Pur sapendo che sia Cuffaro che Dell’Utri sono liberi cittadini che hanno pagato il loro debito con la Società e lo Stato, non si può giustificare né socialmente né eticamente la presenza politica e l’attribuzione di un ruolo piuttosto rilevante per chi è stato condannato, privato dell’elettorato sia attivo che passivo e interdetto dal poter svolgere pubbliche funzioni.
Quale esempio viene dato alla comunità siciliana che ha sofferto e sta soffrendo condizionamenti mafiosi, ambientali e politici? A Palermo la candidatura a Sindaco del Prof. Lagalla è sostenuta e rappresentata da un centrodestra di cui è parte integrante Forza Italia di Dell’Utri e che stringe alleanza con la nuova DC di Cuffaro. Se analizziamo le varie liste e le alleanze presentate in alcuni Comuni significativi della Sicilia, vedi per caso di Paternò, grosso centro in provincia di Catania, si può notare che oltre al notorio bacino elettorale del centrodestra nell’area etnea, non sembra esserci un netto discrimine con ambienti “borderline”. E viene l’orticaria nel sapere che a Paternò il PD e ambienti della pseudo-sinistra giustizialista hanno fatto alleanza con la nuova DC di Cuffaro, sotto le mentite spoglie di una lista civica che è l’azionista di maggioranza di una delle candidature a sindaco..
Il 23 Maggio 2022 si celebrerà il trentennale della strage di Capaci, dove sono morti Giovanni Falcone, sua moglie e gli agenti di scorta. La Sicilia, mentre ricorderà le stragi di mafia, sarà coinvolta in elezioni amministrative che vedono il ritorno in grande stile dei Cuffaro e Dell’Utri sulla scena politica regionale. Ha ragione il Gattopardo: “Tutto cambia per non cambiare nulla”.
In questa riflessione mi ritornano in mente due concetti chiari: la mafia non si combatte con le fiaccolate o con le marce ma, così come la mafia è un sistema di potere scientifico, essa va contrastata con un processo altrettanto scientifico, tramite la diffusione della cultura della legalità e la ricerca di strumenti alternativi.

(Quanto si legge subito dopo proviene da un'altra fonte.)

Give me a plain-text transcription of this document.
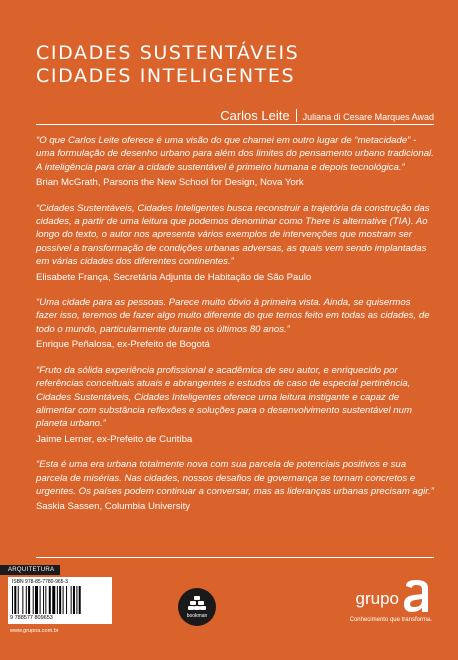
CIDADES SUSTENTÁVEIS
CIDADES INTELIGENTES
Carlos Leite Juliana di Cesare Marques Awad

“O que Carlos Leite oferece é uma visão do que chamei em outro lugar de “metacidade” - uma formulação de desenho urbano para além dos limites do pensamento urbano tradicional. A inteligência para criar a cidade sustentável é primeiro humana e depois tecnológica.”

Brian McGrath, Parsons the New School for Design, Nova York

“Cidades Sustentáveis, Cidades Inteligentes busca reconstruir a trajetória da construção das cidades, a partir de uma leitura que podemos denominar como There is alternative (TIA). Ao longo do texto, o autor nos apresenta vários exemplos de intervenções que mostram ser possível a transformação de condições urbanas adversas, as quais vem sendo implantadas em várias cidades dos diferentes continentes.”

Elisabete França, Secretária Adjunta de Habitação de São Paulo

“Uma cidade para as pessoas. Parece muito óbvio à primeira vista. Ainda, se quisermos fazer isso, teremos de fazer algo muito diferente do que temos feito em todas as cidades, de todo o mundo, particularmente durante os últimos 80 anos.”

Enrique Peñalosa, ex-Prefeito de Bogotá

“Fruto da sólida experiência profissional e acadêmica de seu autor, e enriquecido por referências conceituais atuais e abrangentes e estudos de caso de especial pertinência, Cidades Sustentáveis, Cidades Inteligentes oferece uma leitura instigante e capaz de alimentar com substância reflexões e soluções para o desenvolvimento sustentável num planeta urbano.”

Jaime Lerner, ex-Prefeito de Curitiba

“Esta é uma era urbana totalmente nova com sua parcela de potenciais positivos e sua parcela de misérias. Nas cidades, nossos desafios de governança se tornam concretos e urgentes. Os países podem continuar a conversar, mas as lideranças urbanas precisam agir.”

Saskia Sassen, Columbia University

ARQUITETURA
ISBN 978-85-7780-965-3
9 788577 809653
www.grupoa.com.br
bookman
grupo
Conhecimento que transforma.
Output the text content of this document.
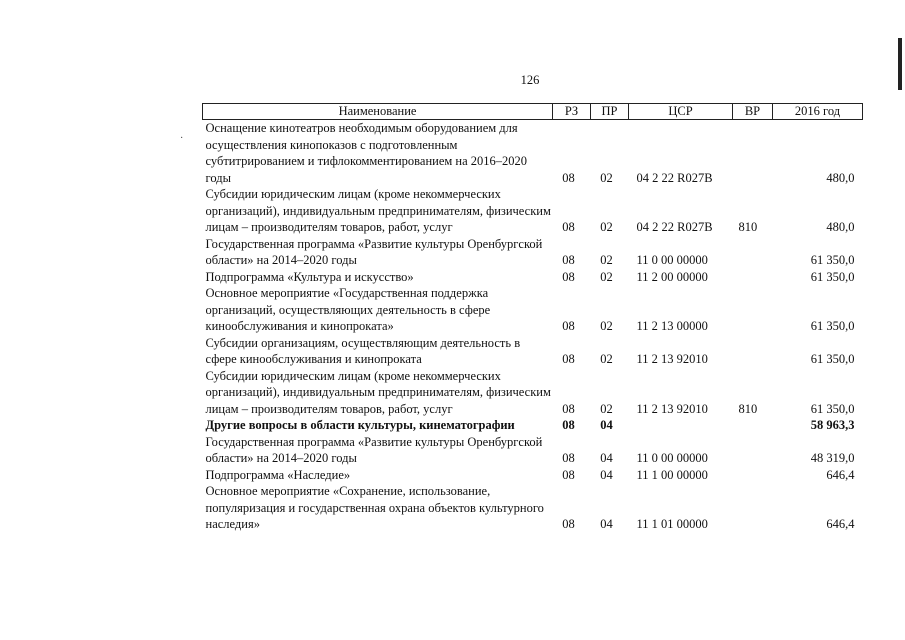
126
·
Наименование	РЗ	ПР	ЦСР	ВР	2016 год
Оснащение кинотеатров необходимым оборудованием для осуществления кинопоказов с подготовленным субтитрированием и тифлокомментированием на 2016–2020 годы	08	02	04 2 22 R027B		480,0
Субсидии юридическим лицам (кроме некоммерческих организаций), индивидуальным предпринимателям, физическим лицам – производителям товаров, работ, услуг	08	02	04 2 22 R027B	810	480,0
Государственная программа «Развитие культуры Оренбургской области» на 2014–2020 годы	08	02	11 0 00 00000		61 350,0
Подпрограмма «Культура и искусство»	08	02	11 2 00 00000		61 350,0
Основное мероприятие «Государственная поддержка организаций, осуществляющих деятельность в сфере кинообслуживания и кинопроката»	08	02	11 2 13 00000		61 350,0
Субсидии организациям, осуществляющим деятельность в сфере кинообслуживания и кинопроката	08	02	11 2 13 92010		61 350,0
Субсидии юридическим лицам (кроме некоммерческих организаций), индивидуальным предпринимателям, физическим лицам – производителям товаров, работ, услуг	08	02	11 2 13 92010	810	61 350,0
Другие вопросы в области культуры, кинематографии	08	04			58 963,3
Государственная программа «Развитие культуры Оренбургской области» на 2014–2020 годы	08	04	11 0 00 00000		48 319,0
Подпрограмма «Наследие»	08	04	11 1 00 00000		646,4
Основное мероприятие «Сохранение, использование, популяризация и государственная охрана объектов культурного наследия»	08	04	11 1 01 00000		646,4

Volendo mutuare la filosofia di Hegel, che nella sua “Fenomelogia dello spirito” pone il problema del riconoscimento dell’Io come autocoscienza, la lotta a morte si accende proprio quando ciascun uomo o ciascun Io pretende di essere riconosciuto senza però voler riconoscere a sua volta l’altro. Il desiderio di riconoscimento porta con sé l’eventualità del conflitto: gli esseri umani possono rifiutarsi di riconoscere l’altro. Possono cioè restare indifferenti alla pressante richiesta di riconoscimento da parte altrui. «Io sono qui, tu sei lì». È allora che metto seriamente a rischio la mia vita, pur di essere riconosciuto: «o mi riconosci o ti uccido»; oppure, «affinché sorga in te il desiderio di riconoscimento (quello stesso desiderio che nutro io nel mio intimo) sono disposto a mettere in pericolo la mia e la tua vita».
La mafia riflette questa sua condizione di riconoscimento nel conflitto della sua autocoscienza, così si pone in antitesi divenendo antimafia per affermare la propria coscienza del riconoscimento e ritrova la sintesi divenendo autocoscienza come mafia in un livello superiore, come sistema scientifico. Questo è il teorema Montante, il quale non è che la punta di un iceberg.
Ultima considerazione, dagli studi su J. Rawls e Amartia Sen nella “Teoria della Giustizia”, i due pensatori, pur su piani diversi, sono d’accordo nel sostenere che non sempre la Legalità converge con la Giustizia.